FORT WORTH, Texas, Oct. 18, 2004 (PRIMEZONE) -- Catalyst Lighting Group, Inc. ("Catalyst" or the "Company") (OTCBB:CYSL) announced today that it has commenced a private placement of units on a reasonable efforts basis with expected aggregate gross proceeds of between $2.0 million and $4.0 million. Each unit ("Unit") currently is expected to consist of the Company's common stock, as well as five year warrants to purchase Company common stock at an exercise price of $3.00 per share.
The Company intends to utilize any proceeds of the private placement to fund the retirement of a significant portion of its subordinated debt, to finance the growth of the Company's business expansion, including by way of acquisitions, fund product development and general working capital. In connection with the private placement, the Company is expected to agree, subject to certain terms and conditions, to file a registration statement under the Securities Act of 1933, as amended (the "Securities Act") covering the resale of all Company common stock sold in the offering, as well as all common stock issuable to any placement agents utilized in connection with the offering.
The Units are expected to be issued to accredited investors under an exemption from the registration requirements of the Securities Act, and any purchasers would be prohibited from offering or selling the securities purchased in the offering in the absence of an effective registration statement or an applicable exemption from registration requirements.
This press release is issued pursuant to Rule 135c under the Securities Act and shall not constitute an offer to sell or the solicitation of an offer to buy, nor shall there be any sale of these securities in any state in which such offer, solicitation or sale would be unlawful prior to the registration or qualification under the securities laws of any such state.
CATALYST LIGHTING GROUP, INC.
Catalyst Lighting Group, Inc., through its sole subsidiary, Whitco Company, LP, manufactures and markets light poles for the commercial and industrial markets.

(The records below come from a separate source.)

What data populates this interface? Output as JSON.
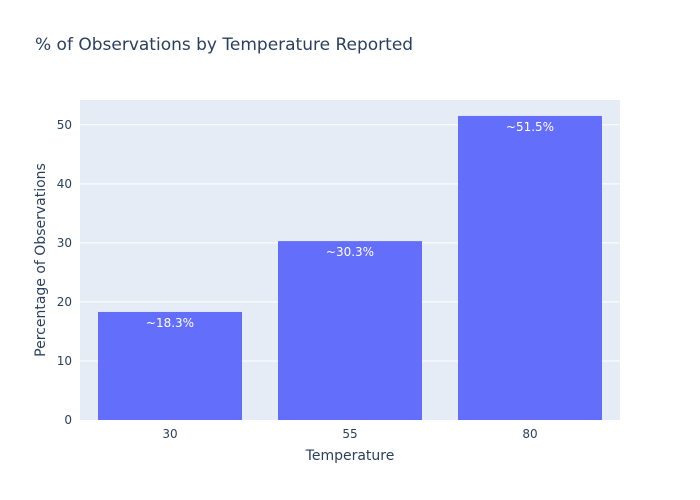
{
  "chart_data": {
    "type": "bar",
    "title": "% of Observations by Temperature Reported",
    "xlabel": "Temperature",
    "ylabel": "Percentage of Observations",
    "categories": [
      "30",
      "55",
      "80"
    ],
    "values": [
      18.3,
      30.3,
      51.5
    ],
    "data_labels": [
      "~18.3%",
      "~30.3%",
      "~51.5%"
    ],
    "ylim": [
      0,
      54.2
    ],
    "yticks": [
      0,
      10,
      20,
      30,
      40,
      50
    ],
    "grid": true,
    "colors": {
      "bar": "#636efa",
      "plot_bg": "#e5ecf6",
      "grid": "#ffffff",
      "text": "#2a3f5f",
      "data_label": "#ffffff"
    }
  }
}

The Company sells and distributes its products through a network of more than 70 agents stationed throughout the United States.
This news release includes "forward-looking statements" within the meaning of various provisions of the Securities Act and the Exchange Act. All statements, other than statements of historical facts, included in this news release that address future activities, events or developments, including such things as the Company's ability to complete the above-described private placement on a timely basis, if at all, or on terms and conditions acceptable to the Company, future revenues, product development market acceptance responses from competitors, capital expenditures (including the amount and nature thereof), business strategy and measures to implement strategy, competitive strengths, goals, expansion and growth of Catalyst's and its subsidiaries' business and operations, plans, references to future success and other such matters, are forward-looking statements. These statements are not promises or guarantees but instead are based on certain assumptions and analyses made by Catalyst in light of its experience and its assessment of historical trends, current conditions and expected future developments, as well as other factors it believes are appropriate in the circumstances.
Whether actual results will conform to Catalyst's expectations and predictions, however, is subject to a number of risks and uncertainties that may cause actual results to differ materially, including the risks and uncertainties discussed in the materials provided in connection with the private placement; general economic, market or business conditions; the opportunities (or lack thereof) that may be presented to and pursued by Catalyst; competitive actions by other companies; changes in laws or regulations; and other factors, many of which are beyond the control of Catalyst. Consequently, all of the forward-looking statements made in this news release are qualified by these cautionary statements and there can be no assurance that the actual results anticipated by Catalyst, including the completion of the sale of any securities pursuant to the private placement, will be realized or, even if substantially realized, that they will have the expected consequences to or effects on Catalyst or its business or operations.